Two things must match: the proxy IP must geolocate to that city (or nearby), and the scraping account's saved location must be set there. Use a SpyderProxy residential or ISP IP with city-level targeting.

What's the GraphQL doc_id and how do I find it?

It's the hash Facebook uses to identify a precompiled query. Open Marketplace in Chrome DevTools, switch to the Network tab, filter for "graphql", and copy the doc_id from a MarketplaceSearch request. It rotates every few weeks.

Can I scrape seller phone numbers or emails?

No — these are not exposed publicly. Messaging happens through Facebook's own chat. Attempting to exfiltrate contact info likely violates both Meta's ToS and data-protection law in most jurisdictions.

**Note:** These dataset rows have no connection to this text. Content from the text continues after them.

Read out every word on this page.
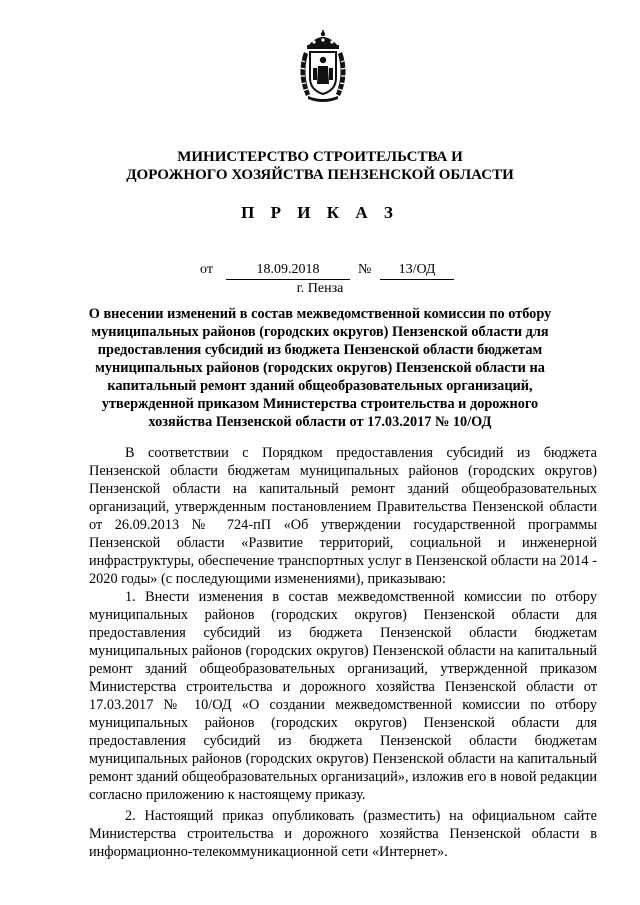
МИНИСТЕРСТВО СТРОИТЕЛЬСТВА И
ДОРОЖНОГО ХОЗЯЙСТВА ПЕНЗЕНСКОЙ ОБЛАСТИ
П Р И К А З
от	18.09.2018	№	13/ОД
г. Пенза
О внесении изменений в состав межведомственной комиссии по отбору
муниципальных районов (городских округов) Пензенской области для
предоставления субсидий из бюджета Пензенской области бюджетам
муниципальных районов (городских округов) Пензенской области на
капитальный ремонт зданий общеобразовательных организаций,
утвержденной приказом Министерства строительства и дорожного
хозяйства Пензенской области от 17.03.2017 № 10/ОД

В соответствии с Порядком предоставления субсидий из бюджета Пензенской области бюджетам муниципальных районов (городских округов) Пензенской области на капитальный ремонт зданий общеобразовательных организаций, утвержденным постановлением Правительства Пензенской области от 26.09.2013 № 724-пП «Об утверждении государственной программы Пензенской области «Развитие территорий, социальной и инженерной инфраструктуры, обеспечение транспортных услуг в Пензенской области на 2014 - 2020 годы» (с последующими изменениями), приказываю:

1. Внести изменения в состав межведомственной комиссии по отбору муниципальных районов (городских округов) Пензенской области для предоставления субсидий из бюджета Пензенской области бюджетам муниципальных районов (городских округов) Пензенской области на капитальный ремонт зданий общеобразовательных организаций, утвержденной приказом Министерства строительства и дорожного хозяйства Пензенской области от 17.03.2017 № 10/ОД «О создании межведомственной комиссии по отбору муниципальных районов (городских округов) Пензенской области для предоставления субсидий из бюджета Пензенской области бюджетам муниципальных районов (городских округов) Пензенской области на капитальный ремонт зданий общеобразовательных организаций», изложив его в новой редакции согласно приложению к настоящему приказу.

2. Настоящий приказ опубликовать (разместить) на официальном сайте Министерства строительства и дорожного хозяйства Пензенской области в информационно-телекоммуникационной сети «Интернет».
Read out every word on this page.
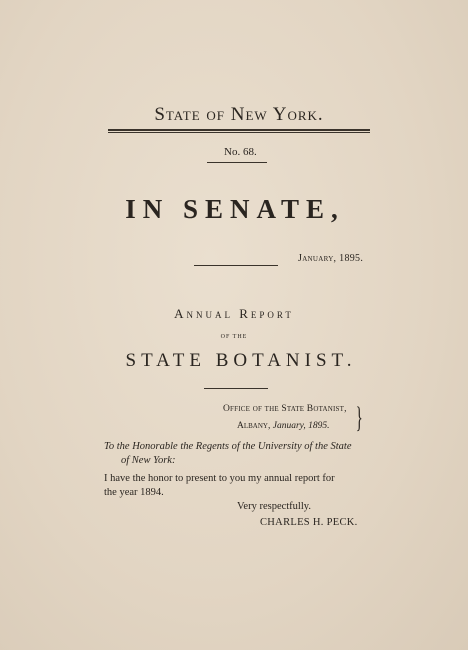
State of New York.
No. 68.
IN SENATE,
January, 1895.
Annual Report
OF THE
STATE BOTANIST.
Office of the State Botanist,
Albany, January, 1895. }
To the Honorable the Regents of the University of the State
of New York:
I have the honor to present to you my annual report for
the year 1894.
Very respectfully.
CHARLES H. PECK.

How do I detect when a listing's price has changed?

Re-scrape the listing URL on a schedule (e.g. every 6 hours) and diff the price field. Marketplace preserves the same URL across price edits, so re-scraping is the standard approach.

Bottom Line

Scraping Facebook Marketplace in 2026 requires investment: warmed accounts, ISP proxies, a stable session architecture, and a tolerance for periodic doc_id and DTSG rotation. For low volume, buy a commercial scraping API. For serious volume, build the session pool and pair each account with SpyderProxy Static Residential ($3.90/day) for the account's lifetime. Start new accounts from LTE Mobile proxies during the warmup week.